|||| Provedor de Justiça confirma injustiças nas colocações

Provedor de Justiça confirma injustiças nas colocações
 
PROVEDOR DE JUSTIÇA CONFIRMA INJUSTIÇAS NAS COLOCAÇÕES
 
O Provedor de Justiça acaba de confirmar que no concurso de mobilidade interna se verificaram injustiças e prejuízos para muitos docentes que se viram ultrapassados nas suas preferências. Da atuação do Ministério da Educação "resultou o desrespeito pela ordenação concursal assente na graduação, uma vez que docentes menos graduados obtiveram colocação na primeira reserva de recrutamento em escolas que os docentes mais graduados haviam escolhido preferencialmente".

Como a FNE denunciou logo que as colocações foram conhecidas, o Ministério da Educação deveria ter corrigido no imediato a opção que indevidamente tinha tomado, sendo que a ausência de intervenção, a tempo, tornou sucessivamente mais difícil a definição de uma boa solução.

Quando a FNE reuniu com o Ministro da Educação, em 15 de setembro, deixou bem claro que quem tinha criado o problema tinha sido o Ministério da Educação e que lhe competia encontrar uma solução que evitasse prejuízos. Ao Ministério da Educação deveria caber a determinação dos candidatos prejudicados, como a FNE referiu nessa reunião, para que em relação a cada um deles fosse definida a solução justa.

A verdade é que o Ministério da Educação reduziu a sua intervenção à decisão de abrir um concurso extraordinário interno em 2018, o que não minimiza os prejuízos que estão a ser impostos aos docentes que em cada dia deste ano letivo se veem obrigados a fazerem deslocações que não teriam de fazer se tivessem sido colocados devidamente.

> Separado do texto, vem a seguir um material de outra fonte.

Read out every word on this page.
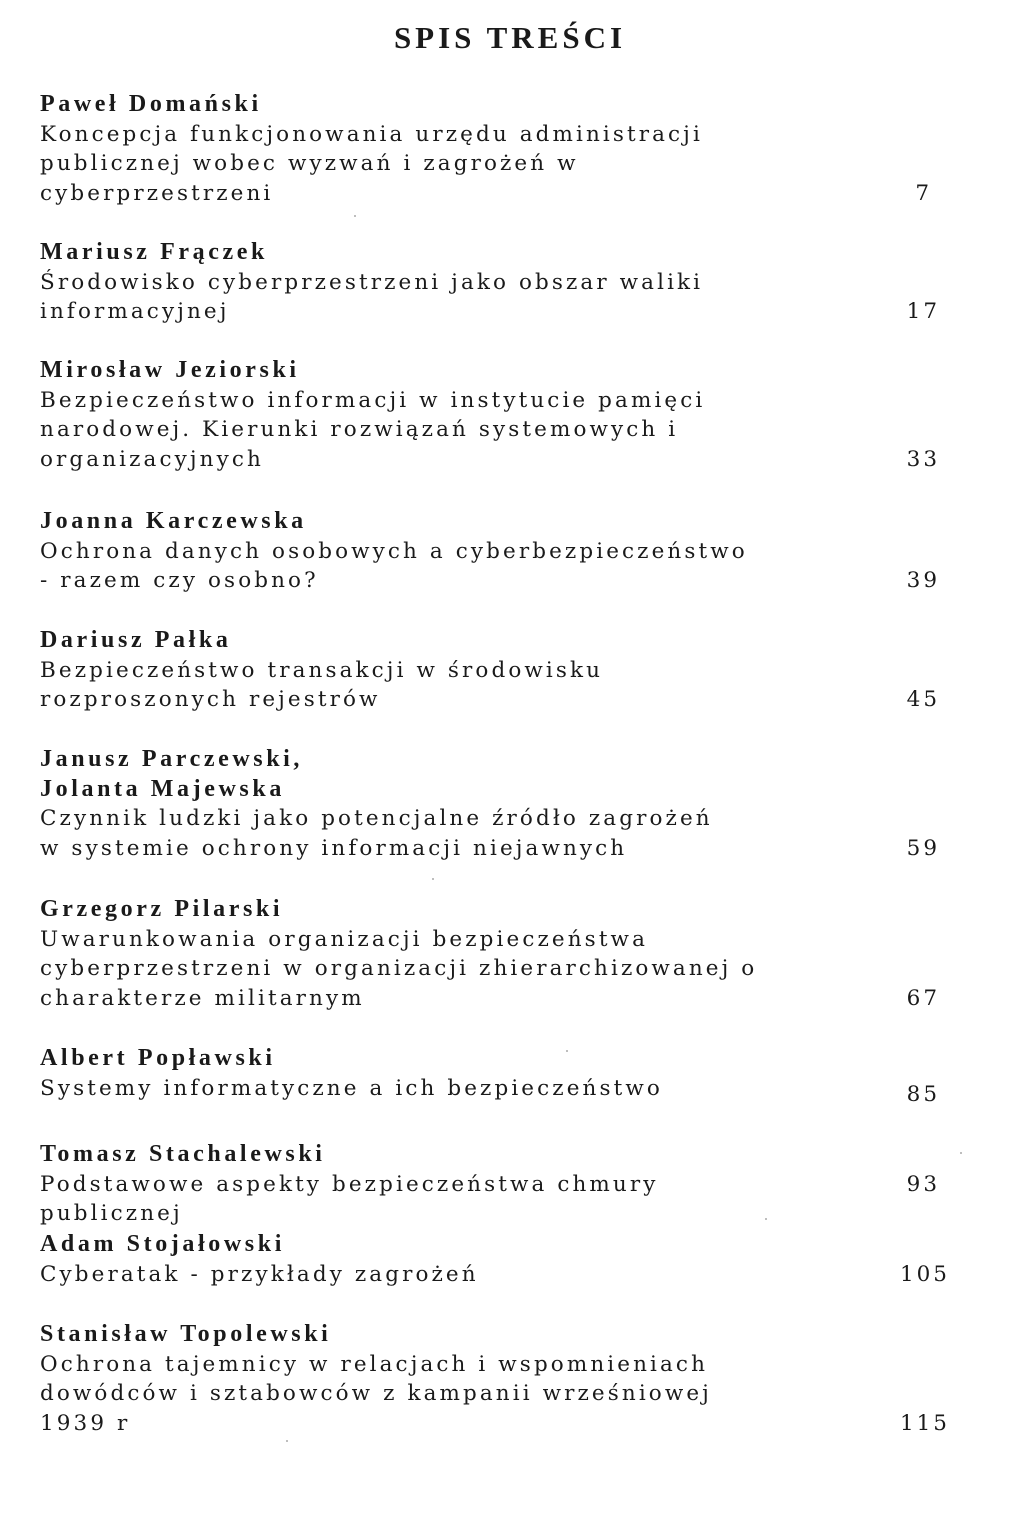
SPIS TREŚCI
Paweł Domański
Koncepcja funkcjonowania urzędu administracji
publicznej wobec wyzwań i zagrożeń w
cyberprzestrzeni	7
Mariusz Frączek
Środowisko cyberprzestrzeni jako obszar waliki
informacyjnej	17
Mirosław Jeziorski
Bezpieczeństwo informacji w instytucie pamięci
narodowej. Kierunki rozwiązań systemowych i
organizacyjnych	33
Joanna Karczewska
Ochrona danych osobowych a cyberbezpieczeństwo
- razem czy osobno?	39
Dariusz Pałka
Bezpieczeństwo transakcji w środowisku
rozproszonych rejestrów	45
Janusz Parczewski,
Jolanta Majewska
Czynnik ludzki jako potencjalne źródło zagrożeń
w systemie ochrony informacji niejawnych	59
Grzegorz Pilarski
Uwarunkowania organizacji bezpieczeństwa
cyberprzestrzeni w organizacji zhierarchizowanej o
charakterze militarnym	67
Albert Popławski
Systemy informatyczne a ich bezpieczeństwo	85
Tomasz Stachalewski
Podstawowe aspekty bezpieczeństwa chmury	93
publicznej
Adam Stojałowski
Cyberatak - przykłady zagrożeń	105
Stanisław Topolewski
Ochrona tajemnicy w relacjach i wspomnieniach
dowódców i sztabowców z kampanii wrześniowej
1939 r	115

É esta situação que a FNE continua a denunciar, considerando inaceitável que a solução encontrada se resuma à realização do concurso em 2018, o que fará com que a correção das injustiças só tenha lugar em 1 de setembro de 2018.

A FNE sublinha que esta situação é apenas uma de outras que marcaram negativamente as colocações de docentes nos concursos para este ano letivo, registando-se em relação a todas elas a persistência do Ministério da Educação nas suas posições de partida, sem que tenha até agora corrigido qualquer uma, pelo que a FNE, pelo seu lado, não deixará de continuar a acionar os mecanismos de que dispõe para obter a correção das injustiças que continua a identificar.